Unisys is the result of the merger of the Sperry and Burroughs mainframe companies. The ClearPath Dorado line runs Sperry's OS 2200 operating system, while the ClearPath Libra products run Burroughs' MCP operating system. For many years, a variant of MCP has been available for Xeon-based machines running Windows, which is used as a kernel and file system for MCP. Last year Unisys ported its OS 2200 operating system to a Linux kernel so it can run on X64 processors.

The engineers at Unisys have created their own instruction set translation layer on these X64 platforms - similar to QuickTransit from Transitive - that translates mainframe instructions to X64 instructions and therefore allows COBOL applications compiled on CMOS engines to run unchanged on the X64 iron.

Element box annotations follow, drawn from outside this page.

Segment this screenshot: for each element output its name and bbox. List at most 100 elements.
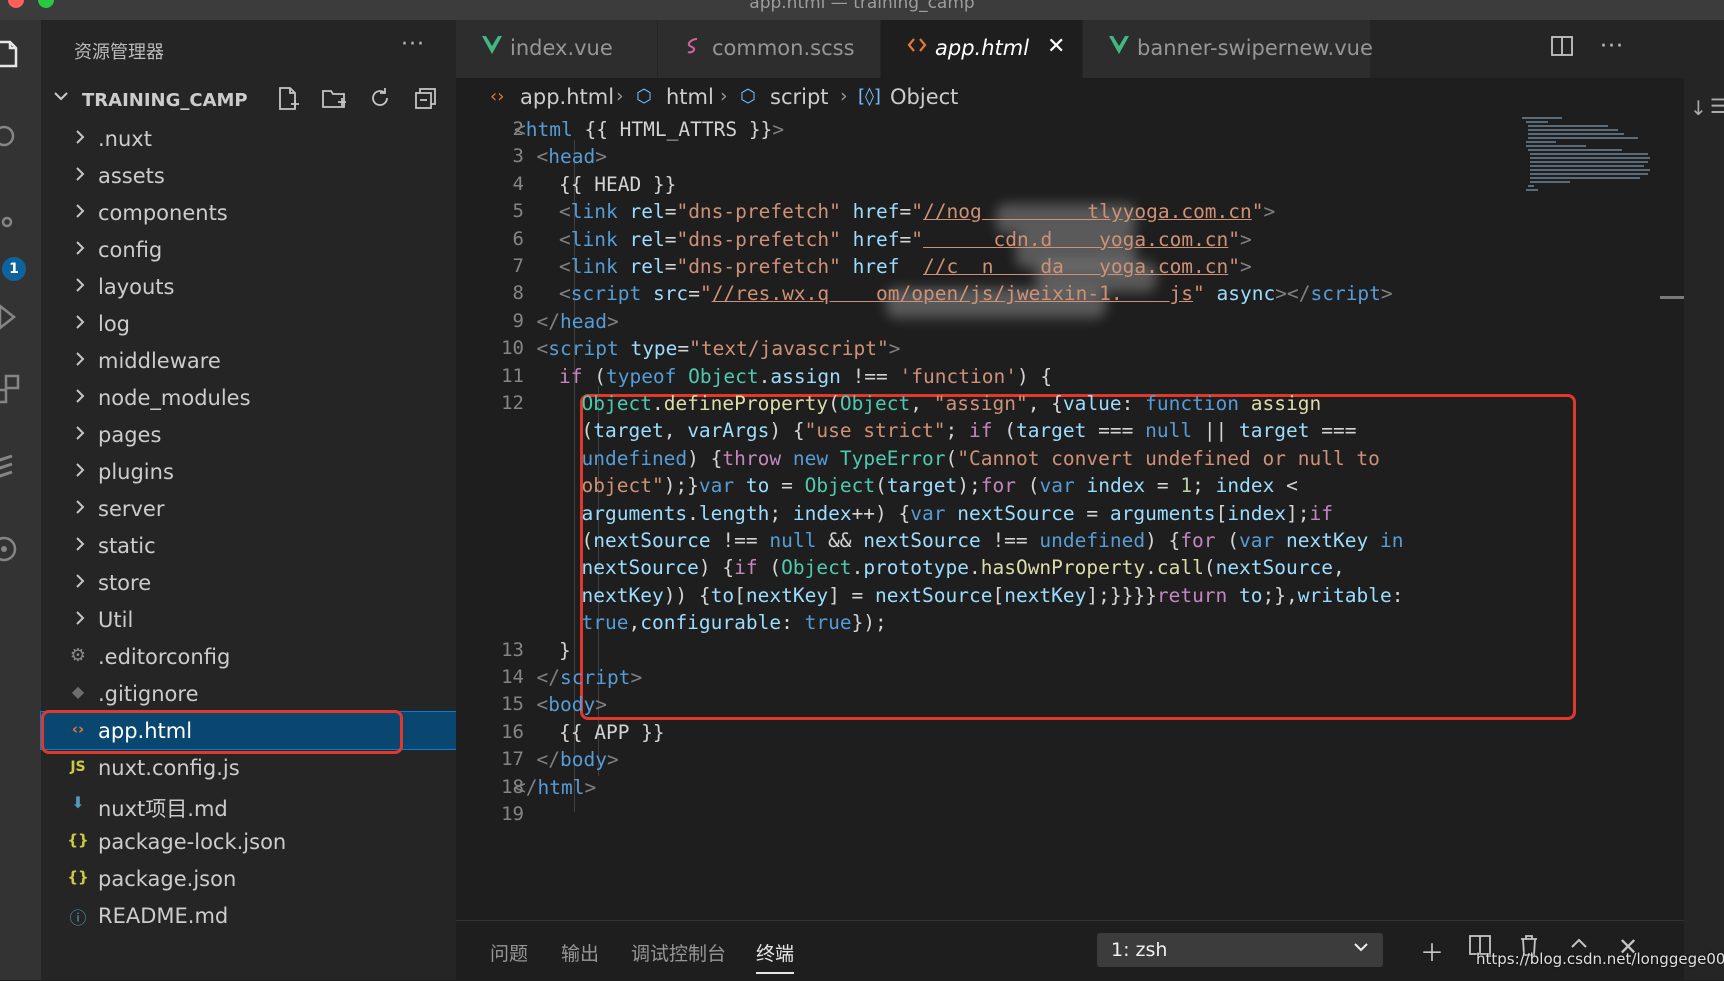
folder-item[interactable]: layouts (41, 268, 456, 305)
file-item[interactable]: JS nuxt.config.js (41, 749, 456, 786)
folder-item[interactable]: assets (41, 157, 456, 194)
code-token: href (852, 200, 900, 224)
file-tree-label: node_modules (98, 386, 251, 410)
tab-app-html[interactable]: app.html ✕ (881, 20, 1083, 78)
code-token: !== (840, 364, 900, 388)
vue-icon (1109, 36, 1129, 59)
folder-item[interactable]: middleware (41, 342, 456, 379)
code-token: ) { (1145, 529, 1181, 552)
code-token: rel (629, 255, 665, 278)
folder-item[interactable]: server (41, 490, 456, 527)
code-line: true,configurable: true}); (582, 611, 887, 634)
code-token: : (1121, 392, 1146, 415)
tab-banner-swipernew-vue[interactable]: banner-swipernew.vue (1083, 20, 1373, 78)
code-token: target (886, 474, 958, 498)
arrow-down-icon[interactable]: ↓ (1690, 96, 1707, 120)
folder-item[interactable]: static (41, 527, 456, 564)
run-debug-icon[interactable] (0, 302, 22, 332)
code-token: ( (828, 392, 840, 415)
breadcrumb-item[interactable]: html (666, 85, 714, 109)
file-item[interactable]: ⓘ README.md (41, 897, 456, 934)
more-actions-icon[interactable]: ··· (1600, 34, 1624, 64)
tab-output[interactable]: 输出 (561, 939, 599, 966)
remote-explorer-icon[interactable] (0, 452, 22, 482)
code-token: = (677, 337, 690, 361)
new-file-icon[interactable] (275, 86, 301, 118)
code-token: {{ HTML_ATTRS }} (572, 118, 773, 141)
workspace-root[interactable]: TRAINING_CAMP (49, 86, 449, 120)
code-token: varArgs (687, 419, 770, 443)
split-editor-icon[interactable] (1550, 34, 1574, 64)
code-token: true (581, 611, 629, 635)
file-item[interactable]: ◆ .gitignore (41, 675, 456, 712)
code-token: true (804, 611, 852, 635)
folder-item[interactable]: config (41, 231, 456, 268)
tab-index-vue[interactable]: index.vue (456, 20, 658, 78)
folder-item[interactable]: Util (41, 601, 456, 638)
source-control-icon[interactable] (0, 216, 22, 246)
search-icon[interactable] (0, 124, 22, 154)
vue-icon (482, 36, 502, 59)
folder-item[interactable]: store (41, 564, 456, 601)
collapse-all-icon[interactable] (413, 86, 439, 118)
code-token: ) { (687, 446, 723, 470)
file-item[interactable]: {} package.json (41, 860, 456, 897)
tab-debug-console[interactable]: 调试控制台 (631, 939, 726, 966)
file-tree-label: plugins (98, 460, 174, 484)
folder-item[interactable]: log (41, 305, 456, 342)
breadcrumb-item[interactable]: Object (890, 85, 958, 109)
folder-item[interactable]: node_modules (41, 379, 456, 416)
file-item[interactable]: {} package-lock.json (41, 823, 456, 860)
code-editor[interactable]: 2 <html {{ HTML_ATTRS }}> 3 <head> 4{{ HEAD … (456, 116, 1684, 920)
line-number: 17 (501, 748, 524, 771)
code-token: || (1192, 419, 1240, 443)
code-token: script (570, 282, 642, 306)
timeline-icon[interactable] (0, 532, 22, 562)
file-item[interactable]: ⬇ nuxt项目.md (41, 786, 456, 823)
terminal-select[interactable]: 1: zsh (1097, 933, 1383, 967)
breadcrumb-item[interactable]: script (770, 85, 829, 109)
folder-item[interactable]: pages (41, 416, 456, 453)
chevron-right-icon (73, 573, 87, 593)
code-token: new (792, 446, 829, 470)
file-item[interactable]: ⚙ .editorconfig (41, 638, 456, 675)
tab-terminal[interactable]: 终端 (756, 939, 795, 974)
refresh-icon[interactable] (367, 86, 393, 118)
code-token: nextSource (1215, 556, 1333, 580)
code-token: rel (629, 227, 665, 251)
folder-item[interactable]: .nuxt (41, 120, 456, 157)
minimap[interactable] (1520, 115, 1660, 205)
line-number: 3 (512, 145, 524, 168)
code-token: href (852, 255, 900, 278)
folder-item[interactable]: components (41, 194, 456, 231)
code-token: </ (514, 775, 538, 799)
close-icon[interactable]: ✕ (1047, 34, 1065, 59)
code-token: null (769, 529, 817, 552)
window-title: app.html — training_camp (749, 0, 975, 13)
breadcrumb-item[interactable]: app.html (520, 85, 614, 109)
explorer-more-button[interactable]: ··· (401, 32, 425, 57)
folder-item[interactable]: plugins (41, 453, 456, 490)
extensions-icon[interactable] (0, 372, 22, 404)
scrollbar[interactable] (1660, 296, 1684, 299)
code-token: ) { (1016, 364, 1053, 388)
tab-problems[interactable]: 问题 (490, 939, 528, 966)
explorer-icon[interactable] (0, 38, 22, 68)
variable-icon: [◊] (858, 86, 881, 107)
code-token: //nog tlyyoga.com.cn (923, 200, 1252, 224)
list-icon[interactable]: ☰ (1710, 94, 1724, 118)
tab-common-scss[interactable]: common.scss (658, 20, 881, 78)
code-token: = (1145, 474, 1181, 498)
code-token: . (1145, 556, 1157, 580)
code-token: if (734, 556, 758, 580)
code-token: ;}, (1262, 583, 1298, 607)
add-terminal-icon[interactable]: ＋ (1420, 933, 1444, 968)
code-token: = (1074, 501, 1110, 525)
new-folder-icon[interactable] (321, 86, 347, 118)
code-token: ></ (1275, 282, 1311, 306)
code-token: html (525, 118, 573, 141)
file-item[interactable]: ‹› app.html (40, 711, 457, 750)
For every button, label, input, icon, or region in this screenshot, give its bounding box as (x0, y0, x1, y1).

The net result today is that Unisys mainframe shops which need the most bandwidth and which want real CMOS mainframe engines can buy Dorado 700 or Libra 600 machines. Those that can get by with less MIPS and bandwidth can use midrange and entry Dorado and Libra gear built atop Xeon boxes.

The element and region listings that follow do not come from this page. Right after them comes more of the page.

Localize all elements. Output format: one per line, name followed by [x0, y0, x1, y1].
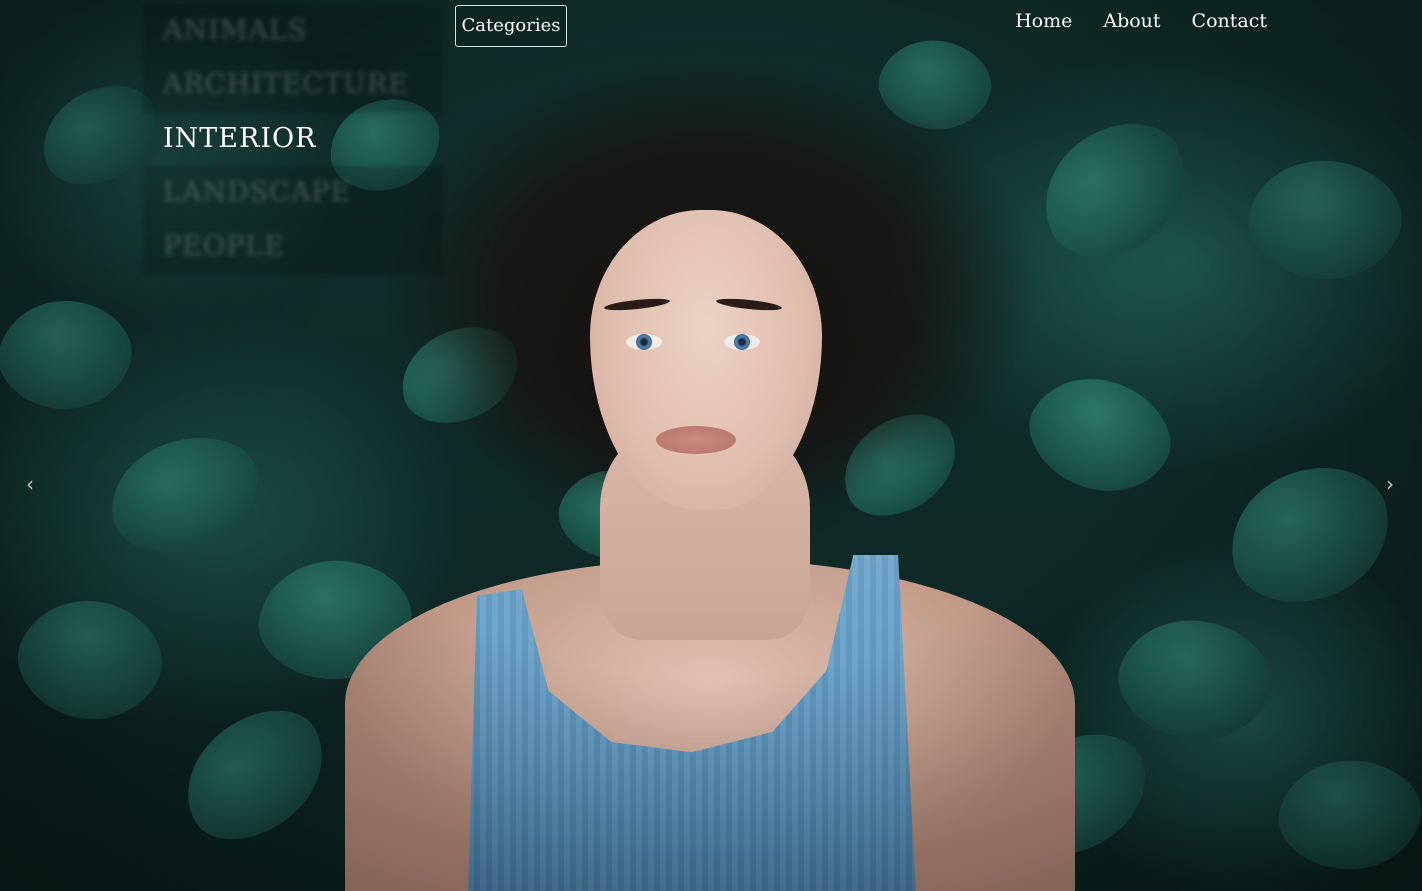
- chevron-right-icon[interactable]: ›: [1386, 472, 1394, 496]
- chevron-left-icon[interactable]: ‹: [26, 472, 34, 496]
- category-item-architecture[interactable]: Architecture: [143, 58, 443, 112]
- category-item-animals[interactable]: Animals: [143, 4, 443, 58]
- category-item-interior[interactable]: Interior: [143, 112, 443, 166]
- nav-about-link[interactable]: About: [1103, 10, 1160, 32]
- hero-slide: Animals Architecture Interior Landscape …: [0, 0, 1422, 891]
- category-menu: Animals Architecture Interior Landscape …: [143, 4, 443, 274]
- category-item-landscape[interactable]: Landscape: [143, 166, 443, 220]
- nav-contact-link[interactable]: Contact: [1192, 10, 1267, 32]
- main-nav: Home About Contact: [1015, 10, 1267, 32]
- nav-home-link[interactable]: Home: [1015, 10, 1072, 32]
- category-item-people[interactable]: People: [143, 220, 443, 274]
- categories-button[interactable]: Categories: [455, 5, 567, 47]
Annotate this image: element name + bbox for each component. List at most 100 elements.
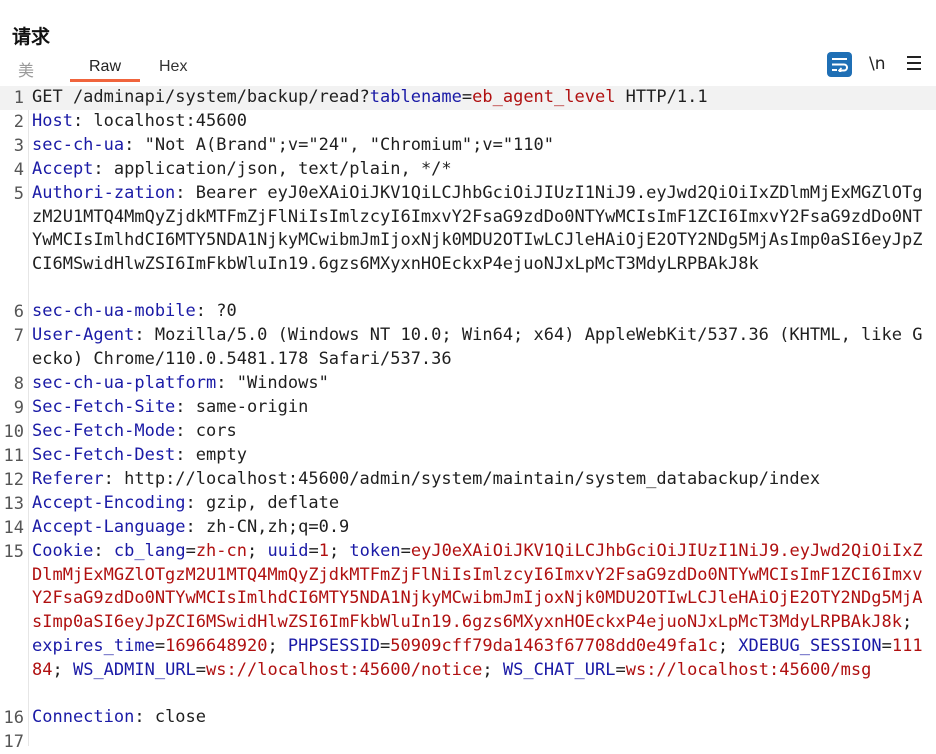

Today, Unisys is rolling out a new ClearPath mainframe, the Dorado 700. It's based on a Unisys-designed, dual-core CMOS mainframe engine rated at 525 MIPS and fabbed by IBM. The chips used in the Dorado 700 line have about 17 per cent more oomph than the engines used in its predecessor, the Dorado 300s. Up to 32 engines can be added to a single box, and OS 2200 supports single images as large as 5,700 MIPS. Customers who need more processing capacity can gang up to four systems whole using Extended Processing Complex-L (XPC-L) clustering software, to deliver over 20,000 aggregate MIPS. The Dorado 700 supports from 8 GB to 16 GB of main memory per cell board (there are eight in the fully configured box), which just shows you how skinny CISC boxes running COBOL can be in terms of main memory.

According to Bill Maclean, vice president of ClearPath programs at Unisys, the target customers for the new Dorado mainframes are those using two- or three-year-old OS 2200 mainframes and who are more I/O- than CPU-bound. Compared to the Dorado 180 line (three generations ago), the Dorado 700 has twice the I/O and network bandwidth. It also has about 2.3 times the CPU performance. While CPU performance has increased over the past few years, I/O bandwidth has hovered around 200,000 I/Os per second (IOPS). The Dorado 700 machines are now at 500,000 IOPS, thanks to a new subsystem. (Customers who bought Dorado 280 and 380 machines probably wish they could just upgrade their I/O and leave their CPUs alone.)